A solicitor who charged a €246 storage fee for releasing a mother’s will has become the focus of a case that now carries broader significance for the legal profession. The complaint, upheld by the Legal Services Regulatory Authority, lands at a moment when solicitor conduct is under renewed scrutiny in wills and probate. The issue is not only the fee itself, but the uncertainty it can create for families dealing with an estate. In its latest complaints report, the LSRA says the episode highlights clear lessons for practitioners and consumers.
Why the solicitor case matters now
The LSRA said the woman’s complaint of misconduct was upheld after the solicitor charged the fee and later refunded it. The solicitor had argued the €80 fee for making the will had been set on the basis that he would also be instructed to administer the estate. The client, however, wanted another solicitor to handle the administration.
The authority’s position was blunt: under no circumstances should a will be handed over on condition that a so-called storage fee is paid. That warning makes the case bigger than one dispute. It speaks to how vulnerable people can be when they need documents quickly and expect clarity rather than a separate charge linked to release.
LSRA complaints data shows a wider pressure point
The complaint sits inside a much larger pattern. The LSRA said it received 1, 000 complaints about legal practitioners in the six months to early March, up 19% from the previous six months. It closed 1, 139 complaints in the same period and directed legal practitioners to pay €86, 944 in compensation and waive or refund a further €79, 888 in fees.
Of the complaints received, 960 related to solicitors and 40 to barristers. The regulator said this reflects the higher number of solicitors and their greater contact with consumers. The authority can investigate inadequate legal services, excessive costs and misconduct. In this reporting period, 86 complaints were upheld, 130 were not upheld and 41 allegations of misconduct were referred to the Legal Practitioners Disciplinary Tribunal.
What the report says about wills and probate
Wills and probate are singled out in the latest report as a themed area because they reveal how delays, communication gaps and unclear expectations can quickly become complaints. The LSRA said these problems can have a particular impact when people are already dealing with difficult personal circumstances.
That is why the solicitor case has resonance beyond the amount involved. The regulator also included a second case study in which a complaint of inadequate legal services was upheld against a solicitor who denied receiving instructions to administer an estate. Together, the examples suggest that wills work is a recurring area where misunderstandings about instructions, storage and administration can become formal disputes.

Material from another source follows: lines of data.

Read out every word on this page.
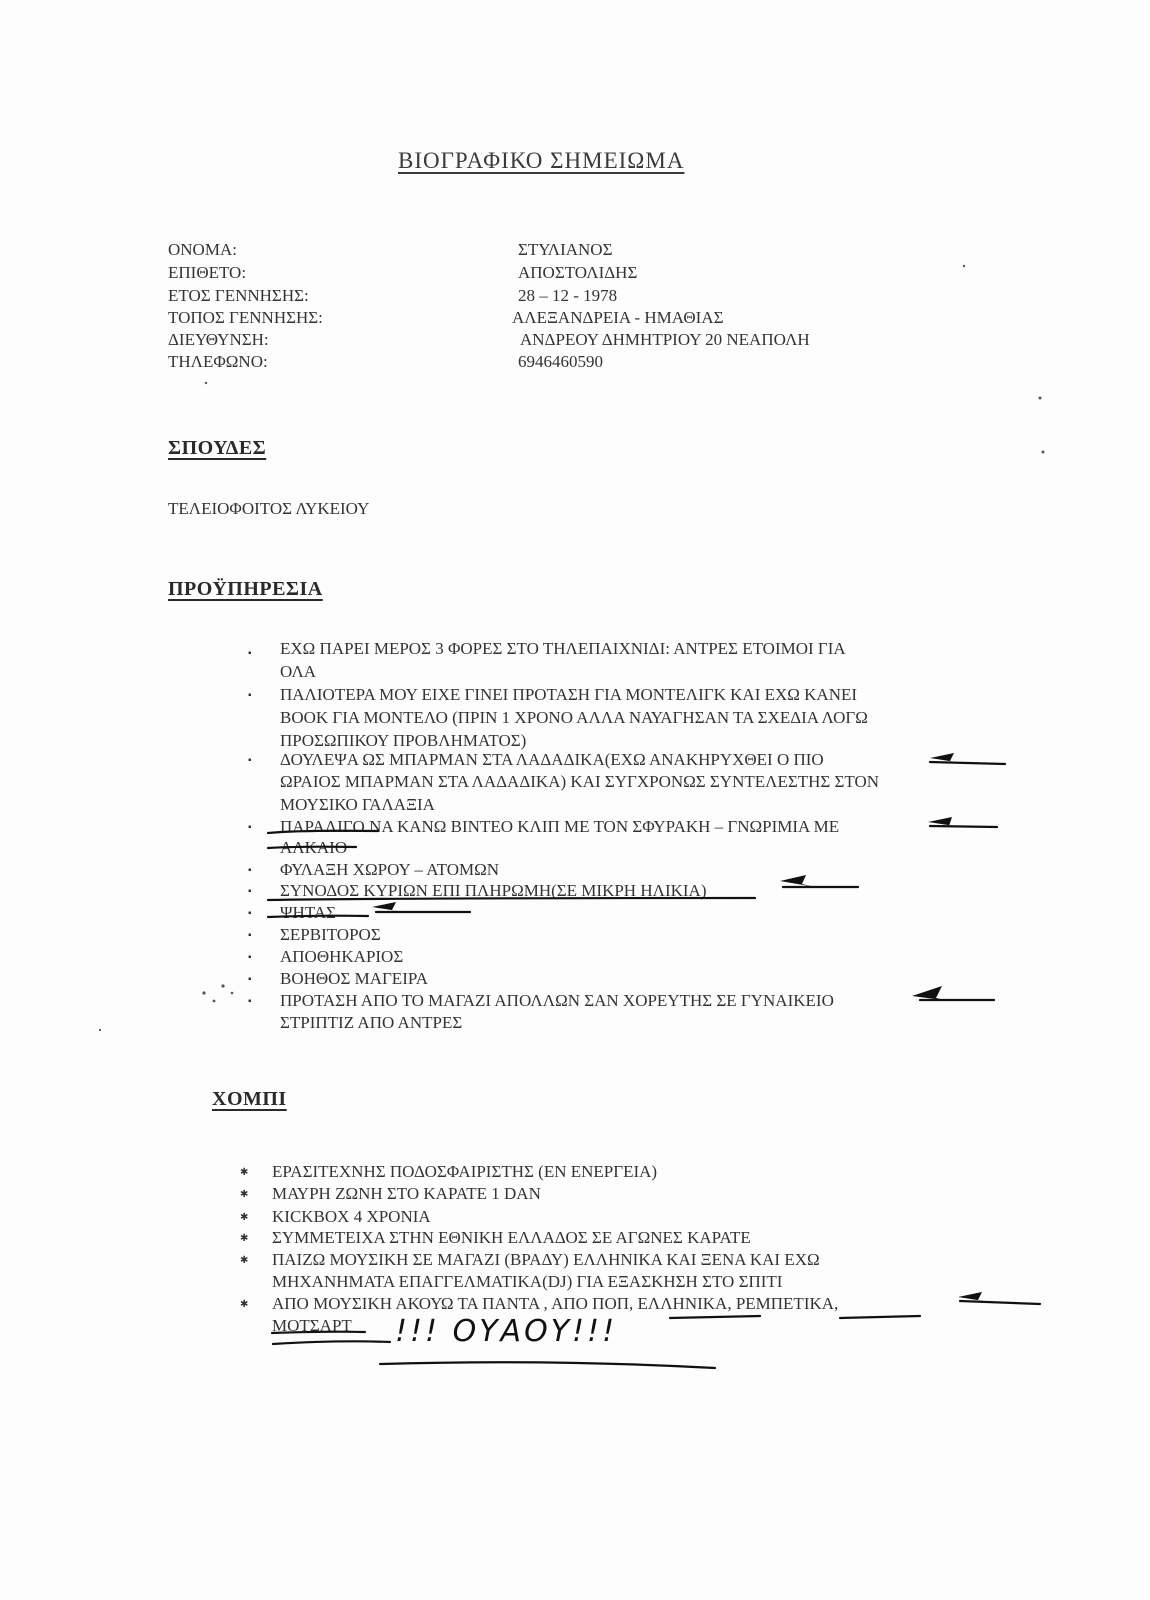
ΒΙΟΓΡΑΦΙΚΟ ΣΗΜΕΙΩΜΑ
ΟΝΟΜΑ:	ΣΤΥΛΙΑΝΟΣ
ΕΠΙΘΕΤΟ:	ΑΠΟΣΤΟΛΙΔΗΣ
ΕΤΟΣ ΓΕΝΝΗΣΗΣ:	28 – 12 - 1978
ΤΟΠΟΣ ΓΕΝΝΗΣΗΣ:	ΑΛΕΞΑΝΔΡΕΙΑ - ΗΜΑΘΙΑΣ
ΔΙΕΥΘΥΝΣΗ:	ΑΝΔΡΕΟΥ ΔΗΜΗΤΡΙΟΥ 20 ΝΕΑΠΟΛΗ
ΤΗΛΕΦΩΝΟ:	6946460590
ΣΠΟΥΔΕΣ
ΤΕΛΕΙΟΦΟΙΤΟΣ ΛΥΚΕΙΟΥ
ΠΡΟΫΠΗΡΕΣΙΑ
ΕΧΩ ΠΑΡΕΙ ΜΕΡΟΣ 3 ΦΟΡΕΣ ΣΤΟ ΤΗΛΕΠΑΙΧΝΙΔΙ: ΑΝΤΡΕΣ ΕΤΟΙΜΟΙ ΓΙΑ
ΟΛΑ
ΠΑΛΙΟΤΕΡΑ ΜΟΥ ΕΙΧΕ ΓΙΝΕΙ ΠΡΟΤΑΣΗ ΓΙΑ ΜΟΝΤΕΛΙΓΚ ΚΑΙ ΕΧΩ ΚΑΝΕΙ
BOOK ΓΙΑ ΜΟΝΤΕΛΟ (ΠΡΙΝ 1 ΧΡΟΝΟ ΑΛΛΑ ΝΑΥΑΓΗΣΑΝ ΤΑ ΣΧΕΔΙΑ ΛΟΓΩ
ΠΡΟΣΩΠΙΚΟΥ ΠΡΟΒΛΗΜΑΤΟΣ)
ΔΟΥΛΕΨΑ ΩΣ ΜΠΑΡΜΑΝ ΣΤΑ ΛΑΔΑΔΙΚΑ(ΕΧΩ ΑΝΑΚΗΡΥΧΘΕΙ Ο ΠΙΟ
ΩΡΑΙΟΣ ΜΠΑΡΜΑΝ ΣΤΑ ΛΑΔΑΔΙΚΑ) ΚΑΙ ΣΥΓΧΡΟΝΩΣ ΣΥΝΤΕΛΕΣΤΗΣ ΣΤΟΝ
ΜΟΥΣΙΚΟ ΓΑΛΑΞΙΑ
ΠΑΡΑΛΙΓΟ ΝΑ ΚΑΝΩ ΒΙΝΤΕΟ ΚΛΙΠ ΜΕ ΤΟΝ ΣΦΥΡΑΚΗ – ΓΝΩΡΙΜΙΑ ΜΕ
ΑΛΚΑΙΟ
ΦΥΛΑΞΗ ΧΩΡΟΥ – ΑΤΟΜΩΝ
ΣΥΝΟΔΟΣ ΚΥΡΙΩΝ ΕΠΙ ΠΛΗΡΩΜΗ(ΣΕ ΜΙΚΡΗ ΗΛΙΚΙΑ)
ΨΗΤΑΣ
ΣΕΡΒΙΤΟΡΟΣ
ΑΠΟΘΗΚΑΡΙΟΣ
ΒΟΗΘΟΣ ΜΑΓΕΙΡΑ
ΠΡΟΤΑΣΗ ΑΠΟ ΤΟ ΜΑΓΑΖΙ ΑΠΟΛΛΩΝ ΣΑΝ ΧΟΡΕΥΤΗΣ ΣΕ ΓΥΝΑΙΚΕΙΟ
ΣΤΡΙΠΤΙΖ ΑΠΟ ΑΝΤΡΕΣ
▪
▪
▪
▪
▪
▪
▪
▪
▪
▪
▪
ΧΟΜΠΙ
ΕΡΑΣΙΤΕΧΝΗΣ ΠΟΔΟΣΦΑΙΡΙΣΤΗΣ (ΕΝ ΕΝΕΡΓΕΙΑ)
ΜΑΥΡΗ ΖΩΝΗ ΣΤΟ ΚΑΡΑΤΕ 1 DAN
KICKBOX 4 ΧΡΟΝΙΑ
ΣΥΜΜΕΤΕΙΧΑ ΣΤΗΝ ΕΘΝΙΚΗ ΕΛΛΑΔΟΣ ΣΕ ΑΓΩΝΕΣ ΚΑΡΑΤΕ
ΠΑΙΖΩ ΜΟΥΣΙΚΗ ΣΕ ΜΑΓΑΖΙ (ΒΡΑΔΥ) ΕΛΛΗΝΙΚΑ ΚΑΙ ΞΕΝΑ ΚΑΙ ΕΧΩ
ΜΗΧΑΝΗΜΑΤΑ ΕΠΑΓΓΕΛΜΑΤΙΚΑ(DJ) ΓΙΑ ΕΞΑΣΚΗΣΗ ΣΤΟ ΣΠΙΤΙ
ΑΠΟ ΜΟΥΣΙΚΗ ΑΚΟΥΩ ΤΑ ΠΑΝΤΑ , ΑΠΟ ΠΟΠ, ΕΛΛΗΝΙΚΑ, ΡΕΜΠΕΤΙΚΑ,
ΜΟΤΣΑΡΤ
✱
✱
✱
✱
✱
✱
!!! ΟΥΑΟΥ!!!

Inside the legal watchdog’s findings
Among the 1, 000 complaints, 781 involved a single ground. Of those, 549 concerned alleged misconduct only and 219 related only to inadequate legal services. Just 13 alleged excessive costs only, although excessive costs featured in another 100 complaints. The LSRA said 240 complaints were resolved with assistance from its team.
LSRA chief executive Niamh Muldoon said a significant proportion of complaints continue to be resolved early with the authority’s support. She said this is often the most effective way to address issues and achieve practical outcomes for both clients and legal practitioners. The report also noted that, during the six months, the LSRA obtained nine High Court orders directing compliance with determinations made by the authority or the tribunal.
Regional and professional implications
For the profession, the message is practical rather than abstract: clarity matters, especially in wills and probate, where a solicitor’s handling of a document can determine whether a family experiences prompt resolution or an avoidable dispute. The LSRA has now received 9, 616 complaints since its establishment, of which 671 relate to wills and probate, a sign that this is not an isolated concern.
The broader implication is that the solicitor complaint may influence how firms think about charging, release procedures and communication with executors and beneficiaries. The LSRA’s themed reporting suggests it wants both legal practitioners and consumers to understand the limits of acceptable practice. The question now is whether the warning will reduce similar disputes, or whether more families will still need to challenge such charges before they are corrected.